The Iowa Legislature reached agreement on educational supplemental aid spending last week, and with that major hurdle covered, lawmakers have started eyeing adjournment by the middle of April. Completed tasks include agreements on taxes, K-12 education and how much money is actually available to spend for the fiscal year beginning in July. There are still a number of issues remaining to be resolved, however. Finishing the 2016 session in mid-April would be quite a contrast to last year. In 2015 state lawmakers extended the session into June amid disagreement over education funding.
Carol Balvanz, lobbyist for the Iowa Soybean Association, says ISA continues to work on three priorities for this session, including securing an appropriation for the ISA’s On-Farm Network, pursuing a state tax credit for environmental practices, and encouraging the legislature to find a way to pass significant and long-term funding for Iowa’s Nutrient Reduction Strategy and water quality programs and practices.
Water quality funding is an issue that needs to be resolved
ISA member Dean Coleman, a farmer from Humboldt County, attended a Hill Visit day last week Wednesday, speaking with the Ag Appropriations co-chairs as well as with legislators working on funding for water quality. The House Ways and Means committee assigned the ISA’s Environmental Practices Tax Credit bill (HSB 653) to a subcommittee made up of Representatives Hein, Byrnes and Isenhart. That subcommittee is meeting this week to hopefully advance the bill to the Ways and Means committee. “We continue to believe that legislators are working on a solution to the water quality funding issue and that we will see progress on that,” says Balvanz.
Iowa Gov. Terry Branstad announced plans at the start of the 2016 session in January to pay for more conservation practice cost-sharing and related water quality improvement practices with some money from a 1-cent sales tax fund that is used for school in infrastructure needs. The governor’s proposal was aimed at addressing long-standing water quality problems that have led the Des Moines Water Works to sue three counties over nutrient runoff from farmland.
House Republicans have introduced a new funding plan
The proposal, which Branstad called “the boldest initiative I’ve ever proposed as governor,” has largely stalled in the legislature. Democrats say it would pit education against water quality. Republicans have introduced separate bills with different approaches to the water quality funding issue.

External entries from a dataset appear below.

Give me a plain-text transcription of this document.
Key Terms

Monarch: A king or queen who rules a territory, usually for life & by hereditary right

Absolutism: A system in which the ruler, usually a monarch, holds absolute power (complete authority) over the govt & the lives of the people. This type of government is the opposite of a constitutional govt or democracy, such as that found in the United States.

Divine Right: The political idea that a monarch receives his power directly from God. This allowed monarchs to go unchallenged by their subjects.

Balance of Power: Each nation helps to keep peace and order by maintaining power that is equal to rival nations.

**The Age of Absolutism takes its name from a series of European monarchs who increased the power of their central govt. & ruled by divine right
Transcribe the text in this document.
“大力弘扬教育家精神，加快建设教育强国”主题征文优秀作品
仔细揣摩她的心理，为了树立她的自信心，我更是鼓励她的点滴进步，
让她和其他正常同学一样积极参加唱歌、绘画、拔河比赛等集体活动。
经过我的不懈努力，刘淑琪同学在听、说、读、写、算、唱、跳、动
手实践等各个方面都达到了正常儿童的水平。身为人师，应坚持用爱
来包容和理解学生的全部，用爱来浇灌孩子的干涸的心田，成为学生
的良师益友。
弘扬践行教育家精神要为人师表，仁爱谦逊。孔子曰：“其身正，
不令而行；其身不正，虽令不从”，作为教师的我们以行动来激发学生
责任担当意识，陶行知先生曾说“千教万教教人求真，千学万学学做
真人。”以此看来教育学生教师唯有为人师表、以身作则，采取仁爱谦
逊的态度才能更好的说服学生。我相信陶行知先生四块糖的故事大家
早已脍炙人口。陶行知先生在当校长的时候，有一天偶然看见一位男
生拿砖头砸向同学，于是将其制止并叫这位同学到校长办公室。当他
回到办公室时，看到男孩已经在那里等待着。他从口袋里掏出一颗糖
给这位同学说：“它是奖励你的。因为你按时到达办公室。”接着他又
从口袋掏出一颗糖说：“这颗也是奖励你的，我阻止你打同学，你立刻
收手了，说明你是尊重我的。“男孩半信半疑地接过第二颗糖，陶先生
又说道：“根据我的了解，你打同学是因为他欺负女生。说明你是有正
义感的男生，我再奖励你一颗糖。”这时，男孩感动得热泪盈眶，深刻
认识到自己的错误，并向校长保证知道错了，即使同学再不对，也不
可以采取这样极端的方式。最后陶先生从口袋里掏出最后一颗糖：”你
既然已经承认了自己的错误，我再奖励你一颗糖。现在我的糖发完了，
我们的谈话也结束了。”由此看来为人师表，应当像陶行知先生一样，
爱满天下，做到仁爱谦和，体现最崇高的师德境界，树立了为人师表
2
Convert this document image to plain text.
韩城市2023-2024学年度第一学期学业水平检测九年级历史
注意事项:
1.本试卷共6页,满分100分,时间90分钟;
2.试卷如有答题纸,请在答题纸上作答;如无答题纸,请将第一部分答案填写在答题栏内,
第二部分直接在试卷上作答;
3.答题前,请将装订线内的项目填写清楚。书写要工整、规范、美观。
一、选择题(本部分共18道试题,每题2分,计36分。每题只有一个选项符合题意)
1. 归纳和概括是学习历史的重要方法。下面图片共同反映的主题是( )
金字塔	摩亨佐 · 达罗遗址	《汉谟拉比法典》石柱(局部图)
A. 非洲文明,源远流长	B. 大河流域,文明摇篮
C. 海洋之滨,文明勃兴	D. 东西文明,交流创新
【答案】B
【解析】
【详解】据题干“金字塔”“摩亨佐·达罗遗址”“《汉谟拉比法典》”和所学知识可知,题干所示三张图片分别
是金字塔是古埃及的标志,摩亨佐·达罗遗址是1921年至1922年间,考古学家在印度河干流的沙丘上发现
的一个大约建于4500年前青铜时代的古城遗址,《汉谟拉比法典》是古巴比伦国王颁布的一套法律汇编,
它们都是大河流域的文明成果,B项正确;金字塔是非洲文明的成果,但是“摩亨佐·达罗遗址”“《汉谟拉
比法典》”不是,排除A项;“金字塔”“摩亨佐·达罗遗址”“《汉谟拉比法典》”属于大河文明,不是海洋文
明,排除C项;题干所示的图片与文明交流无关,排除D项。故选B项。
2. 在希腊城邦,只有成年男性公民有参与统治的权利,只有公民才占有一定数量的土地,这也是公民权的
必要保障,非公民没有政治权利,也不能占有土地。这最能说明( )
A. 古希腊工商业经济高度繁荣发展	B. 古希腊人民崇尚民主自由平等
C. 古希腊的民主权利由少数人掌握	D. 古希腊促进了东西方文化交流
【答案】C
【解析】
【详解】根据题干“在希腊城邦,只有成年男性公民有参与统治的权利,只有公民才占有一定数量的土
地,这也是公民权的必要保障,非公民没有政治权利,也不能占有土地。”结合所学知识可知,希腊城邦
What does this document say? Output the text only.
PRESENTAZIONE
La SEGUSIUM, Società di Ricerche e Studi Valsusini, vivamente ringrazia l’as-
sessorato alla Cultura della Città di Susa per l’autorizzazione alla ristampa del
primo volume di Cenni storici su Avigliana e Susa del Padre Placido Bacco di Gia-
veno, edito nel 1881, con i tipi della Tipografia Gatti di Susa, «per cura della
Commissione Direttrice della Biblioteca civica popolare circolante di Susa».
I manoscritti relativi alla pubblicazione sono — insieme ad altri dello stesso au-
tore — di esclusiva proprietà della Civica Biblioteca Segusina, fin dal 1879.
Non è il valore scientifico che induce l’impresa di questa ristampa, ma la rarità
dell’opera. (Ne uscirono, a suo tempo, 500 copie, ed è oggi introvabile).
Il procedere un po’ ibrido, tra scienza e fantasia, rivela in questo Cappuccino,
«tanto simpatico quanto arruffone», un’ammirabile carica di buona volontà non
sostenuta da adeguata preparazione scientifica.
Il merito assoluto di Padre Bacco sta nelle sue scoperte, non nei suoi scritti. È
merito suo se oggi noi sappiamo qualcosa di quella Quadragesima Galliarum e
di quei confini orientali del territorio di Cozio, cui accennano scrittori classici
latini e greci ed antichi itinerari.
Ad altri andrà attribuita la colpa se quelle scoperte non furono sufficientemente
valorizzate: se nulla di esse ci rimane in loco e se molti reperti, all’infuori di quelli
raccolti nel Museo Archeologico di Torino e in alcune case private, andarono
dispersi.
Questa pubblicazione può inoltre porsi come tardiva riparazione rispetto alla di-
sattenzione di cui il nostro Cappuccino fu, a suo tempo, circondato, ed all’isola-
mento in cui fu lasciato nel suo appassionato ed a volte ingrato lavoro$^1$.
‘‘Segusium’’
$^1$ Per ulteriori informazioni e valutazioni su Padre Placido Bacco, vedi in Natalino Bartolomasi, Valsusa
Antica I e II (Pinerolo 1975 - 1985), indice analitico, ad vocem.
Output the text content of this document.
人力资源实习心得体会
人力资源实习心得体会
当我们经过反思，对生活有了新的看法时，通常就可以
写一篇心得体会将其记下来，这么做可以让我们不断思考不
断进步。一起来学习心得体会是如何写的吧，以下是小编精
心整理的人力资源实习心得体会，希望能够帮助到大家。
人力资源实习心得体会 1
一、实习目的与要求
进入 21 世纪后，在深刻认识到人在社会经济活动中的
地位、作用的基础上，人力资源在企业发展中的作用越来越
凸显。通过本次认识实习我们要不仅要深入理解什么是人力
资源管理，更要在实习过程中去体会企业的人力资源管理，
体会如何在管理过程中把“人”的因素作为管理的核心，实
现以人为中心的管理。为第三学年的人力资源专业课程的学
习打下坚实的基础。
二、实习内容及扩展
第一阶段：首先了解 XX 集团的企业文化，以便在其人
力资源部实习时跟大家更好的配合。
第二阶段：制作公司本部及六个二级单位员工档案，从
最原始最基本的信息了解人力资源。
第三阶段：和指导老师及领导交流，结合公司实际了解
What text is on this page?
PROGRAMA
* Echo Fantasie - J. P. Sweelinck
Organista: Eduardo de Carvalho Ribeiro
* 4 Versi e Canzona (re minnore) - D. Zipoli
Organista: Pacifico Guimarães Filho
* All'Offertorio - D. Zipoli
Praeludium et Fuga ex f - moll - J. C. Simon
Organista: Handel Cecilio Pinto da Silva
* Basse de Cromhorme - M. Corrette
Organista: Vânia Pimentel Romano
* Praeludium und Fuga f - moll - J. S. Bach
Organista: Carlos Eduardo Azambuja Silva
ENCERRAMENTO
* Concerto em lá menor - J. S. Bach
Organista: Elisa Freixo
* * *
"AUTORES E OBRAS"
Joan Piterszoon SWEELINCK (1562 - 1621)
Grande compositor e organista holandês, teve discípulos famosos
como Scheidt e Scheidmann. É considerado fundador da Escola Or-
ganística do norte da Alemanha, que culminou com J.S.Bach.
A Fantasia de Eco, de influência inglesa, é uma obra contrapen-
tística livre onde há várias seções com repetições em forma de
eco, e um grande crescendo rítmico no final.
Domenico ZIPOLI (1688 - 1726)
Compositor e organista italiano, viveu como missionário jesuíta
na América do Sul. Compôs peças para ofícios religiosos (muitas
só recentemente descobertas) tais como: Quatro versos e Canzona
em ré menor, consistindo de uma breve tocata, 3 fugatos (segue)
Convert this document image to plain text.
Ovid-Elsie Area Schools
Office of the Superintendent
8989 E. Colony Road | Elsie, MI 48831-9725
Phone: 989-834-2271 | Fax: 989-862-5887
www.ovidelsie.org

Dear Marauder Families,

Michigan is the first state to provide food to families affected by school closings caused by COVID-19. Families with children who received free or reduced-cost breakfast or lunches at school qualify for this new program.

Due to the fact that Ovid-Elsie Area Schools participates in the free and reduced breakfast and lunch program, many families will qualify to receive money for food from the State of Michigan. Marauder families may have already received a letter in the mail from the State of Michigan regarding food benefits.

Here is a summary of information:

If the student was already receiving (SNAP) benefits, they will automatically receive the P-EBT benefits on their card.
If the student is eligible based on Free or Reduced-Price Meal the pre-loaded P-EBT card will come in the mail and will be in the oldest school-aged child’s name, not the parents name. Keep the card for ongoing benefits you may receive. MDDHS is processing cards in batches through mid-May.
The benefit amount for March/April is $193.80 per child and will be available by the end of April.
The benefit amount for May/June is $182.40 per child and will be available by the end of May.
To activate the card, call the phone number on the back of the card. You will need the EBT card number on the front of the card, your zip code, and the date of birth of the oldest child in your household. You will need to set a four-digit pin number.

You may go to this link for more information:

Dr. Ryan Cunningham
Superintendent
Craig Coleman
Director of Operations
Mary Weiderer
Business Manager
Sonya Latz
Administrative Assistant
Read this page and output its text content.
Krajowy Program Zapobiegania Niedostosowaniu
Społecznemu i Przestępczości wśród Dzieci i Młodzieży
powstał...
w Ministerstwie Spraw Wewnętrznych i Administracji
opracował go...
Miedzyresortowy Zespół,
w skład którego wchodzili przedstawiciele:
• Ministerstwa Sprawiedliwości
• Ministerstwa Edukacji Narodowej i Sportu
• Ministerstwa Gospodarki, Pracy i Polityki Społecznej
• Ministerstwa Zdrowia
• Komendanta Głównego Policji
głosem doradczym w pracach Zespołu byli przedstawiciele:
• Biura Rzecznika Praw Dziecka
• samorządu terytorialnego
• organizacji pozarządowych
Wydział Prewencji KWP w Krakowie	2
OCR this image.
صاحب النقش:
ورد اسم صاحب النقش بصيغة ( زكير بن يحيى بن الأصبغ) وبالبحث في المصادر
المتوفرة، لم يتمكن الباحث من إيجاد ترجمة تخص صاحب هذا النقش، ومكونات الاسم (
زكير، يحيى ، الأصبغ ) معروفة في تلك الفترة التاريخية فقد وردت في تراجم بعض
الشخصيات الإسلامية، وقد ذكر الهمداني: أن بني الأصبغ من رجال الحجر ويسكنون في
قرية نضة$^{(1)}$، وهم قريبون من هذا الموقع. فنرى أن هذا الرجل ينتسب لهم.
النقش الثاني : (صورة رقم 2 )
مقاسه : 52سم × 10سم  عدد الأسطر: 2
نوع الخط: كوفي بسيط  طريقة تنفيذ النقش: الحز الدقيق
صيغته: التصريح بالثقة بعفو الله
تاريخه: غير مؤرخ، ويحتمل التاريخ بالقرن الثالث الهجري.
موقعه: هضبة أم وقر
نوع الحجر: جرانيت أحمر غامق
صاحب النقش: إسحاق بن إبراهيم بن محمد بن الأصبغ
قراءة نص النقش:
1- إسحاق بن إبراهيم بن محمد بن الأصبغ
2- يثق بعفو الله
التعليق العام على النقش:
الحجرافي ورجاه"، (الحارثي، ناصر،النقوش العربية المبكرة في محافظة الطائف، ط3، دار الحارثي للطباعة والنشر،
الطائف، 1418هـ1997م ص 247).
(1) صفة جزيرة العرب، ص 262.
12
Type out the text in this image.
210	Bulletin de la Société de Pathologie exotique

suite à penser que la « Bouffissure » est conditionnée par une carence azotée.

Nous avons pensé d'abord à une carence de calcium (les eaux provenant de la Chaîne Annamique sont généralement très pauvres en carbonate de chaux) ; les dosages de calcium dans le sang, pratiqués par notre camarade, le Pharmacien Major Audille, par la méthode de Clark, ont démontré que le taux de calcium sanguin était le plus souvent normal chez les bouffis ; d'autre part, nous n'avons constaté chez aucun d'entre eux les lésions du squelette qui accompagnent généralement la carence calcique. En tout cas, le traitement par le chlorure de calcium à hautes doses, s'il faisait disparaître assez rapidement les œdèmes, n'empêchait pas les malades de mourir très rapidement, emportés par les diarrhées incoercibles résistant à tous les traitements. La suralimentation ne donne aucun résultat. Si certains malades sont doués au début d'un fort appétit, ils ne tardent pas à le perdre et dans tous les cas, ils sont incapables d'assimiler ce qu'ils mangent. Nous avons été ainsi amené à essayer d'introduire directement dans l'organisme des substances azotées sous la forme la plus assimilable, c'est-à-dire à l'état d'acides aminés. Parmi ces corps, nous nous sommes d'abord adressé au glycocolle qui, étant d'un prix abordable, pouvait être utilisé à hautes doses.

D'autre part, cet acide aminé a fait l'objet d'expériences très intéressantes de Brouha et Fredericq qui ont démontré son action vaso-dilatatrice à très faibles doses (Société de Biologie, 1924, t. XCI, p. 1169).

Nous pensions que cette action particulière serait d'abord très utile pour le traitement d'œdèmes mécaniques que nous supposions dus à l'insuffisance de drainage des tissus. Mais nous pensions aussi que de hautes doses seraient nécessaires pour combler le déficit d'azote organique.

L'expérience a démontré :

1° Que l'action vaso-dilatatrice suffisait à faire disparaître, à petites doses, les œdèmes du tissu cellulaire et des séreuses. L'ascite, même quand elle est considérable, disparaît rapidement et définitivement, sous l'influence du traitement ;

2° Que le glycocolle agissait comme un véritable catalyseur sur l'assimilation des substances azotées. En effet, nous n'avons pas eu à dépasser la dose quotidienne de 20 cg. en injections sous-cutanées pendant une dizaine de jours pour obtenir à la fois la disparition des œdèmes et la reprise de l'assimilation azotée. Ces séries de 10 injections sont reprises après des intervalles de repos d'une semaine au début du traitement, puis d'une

Republicans in the Iowa House of Representatives introduced a new plan last week to address water quality programs with other revenue sources, but some Senate lawmakers have already expressed reservations. Sen. David Johnson, a Republican from Ocheyedan, says Iowa voters in 2010 approved creation of a fund for soil and water conservation that won’t go into effect until the state raises the sales tax by less than one cent. He says of his fellow lawmakers in the House, “They are complicating the issue in the House.”
How would this alternative water quality plan work?
Several Iowa Republican lawmakers say they plan to introduce a proposal this week to fund large-scale water quality initiatives without diverting funding from education. They say their plan is an alternative to the one proposed by Gov. Branstad that would scoop some future state tax dollars now directed to education infrastructure projects.
Branstad’s proposal would extend the statewide 1-cent sales tax known as SAVE, but it would put a cap on the amount going to schools and use the rest—nearly $5 billion over 30 years—for water quality projects. But that proposal has met a chilly reception in the Iowa Legislature from members of both parties who say voters specifically approved the SAVE tax, which generates about $400 million annually and goes toward school construction and facilities projects, technology needs and property tax relief.
Funding water quality with SAVE dollars isn’t likely this session
Legislature leaders say they plan to address water quality efforts this session but funding water quality through SAVE dollars is likely off the table. “Now, I would say that the bill the House Republicans are looking at does not include the SAVE piece in it,” says Pat Grassley, the House Appropriations Committee Chairman. The Republican from New Hartford says “We feel there are other ways in which we can fund water quality improvement programs at a sustainable level with a long-term commitment.”
He says House Republicans are considering using proceeds from an existing tax on metered water, which he says directs about $28 million annually to the state general fund. Other sources of funding are also being considered. Grassley says this plan would provide increased funding over time to be “as aggressive if not more aggressive” than the level of funding Branstad has proposed.
According to the non-partisan Legislative Services Agency, Branstad’s proposal would generate about $295.4 million during its first 10 years. By 2050 it would generate about $4.83 billion, according to the agency’s projections.